Edoardo dà una lettura critica della poligamia: «Un uomo che ha due mogli deve sottostare a regole precise. L’uomo deve dividersi equamente tra le diverse mogli. Non è solo una questione di “ripartizione di affetti”, ma anche di “ripartizione di risorse”. Il marito deve garantire alle mogli lo stesso tenore di vita. In breve, la vita per un marito diventa impossibile perché gestire due mogli non è semplice anche se le mogli, come le mie, vanno d’accordo. Figuriamoci quando litigano».

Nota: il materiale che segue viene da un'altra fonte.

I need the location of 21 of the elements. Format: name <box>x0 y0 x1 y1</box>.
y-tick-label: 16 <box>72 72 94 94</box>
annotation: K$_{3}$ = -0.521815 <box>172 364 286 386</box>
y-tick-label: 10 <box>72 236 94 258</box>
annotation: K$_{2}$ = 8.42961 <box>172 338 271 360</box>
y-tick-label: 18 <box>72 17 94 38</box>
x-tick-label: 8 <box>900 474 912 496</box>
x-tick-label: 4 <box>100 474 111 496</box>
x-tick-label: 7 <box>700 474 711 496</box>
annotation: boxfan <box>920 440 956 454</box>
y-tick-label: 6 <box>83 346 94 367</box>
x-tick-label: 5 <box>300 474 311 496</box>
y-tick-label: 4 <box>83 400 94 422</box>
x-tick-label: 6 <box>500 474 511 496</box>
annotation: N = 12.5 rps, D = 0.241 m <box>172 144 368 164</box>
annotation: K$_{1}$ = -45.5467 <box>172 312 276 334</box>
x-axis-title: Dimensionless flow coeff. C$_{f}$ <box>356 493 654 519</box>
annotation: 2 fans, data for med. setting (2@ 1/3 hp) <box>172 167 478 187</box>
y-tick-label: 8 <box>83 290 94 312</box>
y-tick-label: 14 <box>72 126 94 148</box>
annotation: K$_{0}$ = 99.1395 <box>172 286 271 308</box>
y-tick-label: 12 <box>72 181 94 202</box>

A quella di Edoardo si affiancano esperienze caratterizzate da violenze psicologiche e fisiche sulle donne. «Nelle famiglie poligamiche - sottolinea Sbai - la maggior parte delle donne subisce abusi. I mariti picchiano le mogli che non vogliono accettare la nuova sposa o, dopo qualche anno, abbandonano la seconda moglie e la donna si ritrova senza alimenti né garanzie perché non può chiedere il divorzio, dato che il suo matrimonio non ha effetti civili».

FORZATE ALLA BIGAMIA
Alcuni mariti sposano una seconda donna all’insaputa della prima. È il caso di Luisa B., italiana. Nel corso di una vacanza in Egitto ha conosciuto un uomo egiziano e si è innamorata di lui. Dopo due anni di fidanzamento a distanza, i due decidono di sposarsi civilmente presso l’ambasciata italiana al Cairo, poi nella sede del ministero degli Esteri egiziano. Un atto quindi legale in Italia e in Egitto. «Il matrimonio - ricorda - è durato cinque anni. I primi tre sono andati abbastan­za bene. Gli ultimi due sono stati un inferno. Ho notato che lui, una volta in Italia, ha subito una sorta di “regressione”. Inizialmente frequentava la Grande moschea di Roma. Poi ha iniziato a recarsi in altri centri di preghiera in periferia. Qui ha fatto gruppo con alcuni connazionali estremisti. Ogni volta che tornava a casa era sempre più sprezzante nei miei confronti. Diceva: “Se non ti converti all’islam, Allah mi manderà all’inferno”».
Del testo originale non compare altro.